Three days later, The Commercial Appeal broke the story, sparking furious outrage about the incident and the failed cover up. Five days of protests and scattered violence ensued.
In Orange Mound, where Mr. Hayes lived, there were reports of rock throwing, fire bombings, and vandalism. Post Group News reported: “Memphis was pushed to the edge of riots, with unrest seething in every segment of the African-American community. In Orange Mound where Hayes lived, there were reports of rock throwing, fire bombings and vandalism. Students left schools in large numbers and congregated on Park Avenue to vent their frustrations and grief. After several reports of students throwing rocks and bottles at passing cars, police cut off traffic between Pendleton and Hanley and ordered in helicopters. Mayor Henry Loeb declared a citywide curfew from 7 p.m. to 5 a.m.”
The headline in the October, 1971, issue of The Black Panther read: “MEMPHIS IGNITES: “NOBODY WAS HURT UNTIL THE POLICE OFFICERS GOT THERE.” It was accompanied by photographs of Mr. Hayes in his casket. At his October 19 funeral, his face was so swollen and distorted his family said it was hard for them to recognize him.
The Shelby County Medical Examiner ultimately ruled that Mr.
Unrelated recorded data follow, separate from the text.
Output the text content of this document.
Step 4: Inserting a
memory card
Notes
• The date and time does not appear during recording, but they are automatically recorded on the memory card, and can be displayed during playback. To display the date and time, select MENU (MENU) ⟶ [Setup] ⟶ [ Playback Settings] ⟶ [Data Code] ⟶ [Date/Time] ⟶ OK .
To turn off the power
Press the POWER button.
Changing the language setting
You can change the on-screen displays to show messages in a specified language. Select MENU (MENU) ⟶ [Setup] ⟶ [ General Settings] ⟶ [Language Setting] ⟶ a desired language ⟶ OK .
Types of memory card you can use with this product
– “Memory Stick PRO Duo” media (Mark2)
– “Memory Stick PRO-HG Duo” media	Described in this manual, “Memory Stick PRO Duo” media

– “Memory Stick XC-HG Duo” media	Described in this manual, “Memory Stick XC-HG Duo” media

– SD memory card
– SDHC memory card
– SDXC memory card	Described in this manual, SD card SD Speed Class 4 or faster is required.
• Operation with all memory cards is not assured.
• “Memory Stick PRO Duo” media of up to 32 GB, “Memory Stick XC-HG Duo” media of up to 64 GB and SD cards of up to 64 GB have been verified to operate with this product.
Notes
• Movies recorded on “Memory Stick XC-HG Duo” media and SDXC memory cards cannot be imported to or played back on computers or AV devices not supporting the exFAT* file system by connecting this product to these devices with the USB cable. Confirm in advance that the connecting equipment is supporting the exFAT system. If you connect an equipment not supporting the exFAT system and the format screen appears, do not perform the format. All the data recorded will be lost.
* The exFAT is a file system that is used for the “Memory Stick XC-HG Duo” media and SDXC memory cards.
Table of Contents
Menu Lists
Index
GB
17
Hayes died from multiple blows to the head that bruised his brain and caused a hemorrhage, blowing apart police claims that he died as a result of a traffic fatality.
About seven weeks after the incident, on December 9, 1971, indictments were returned by the Shelby County Grand Jury’s nine White and three African American members.
Three sheriff’s deputies – Lt. Theodore R. Wilks and Patrolmen Edward M. Bonham and Johnnie L. Roberts – and one city policeman – Michael J. Dougherty – were indicted on first degree murder charges. Four city policemen – Danny L. Davis, Larry R. Skelton, James B. Dyer, and William L. Graves – were charged with assault to murder in the beating of Calvin McKissack, Mr. Hayes’ 14-year-old companion in the truck. Police Inspector H. R. Ray was indicted on a charge of neglect of duty, a misdemeanor. All of the defendants were White except for Lt. Wilks.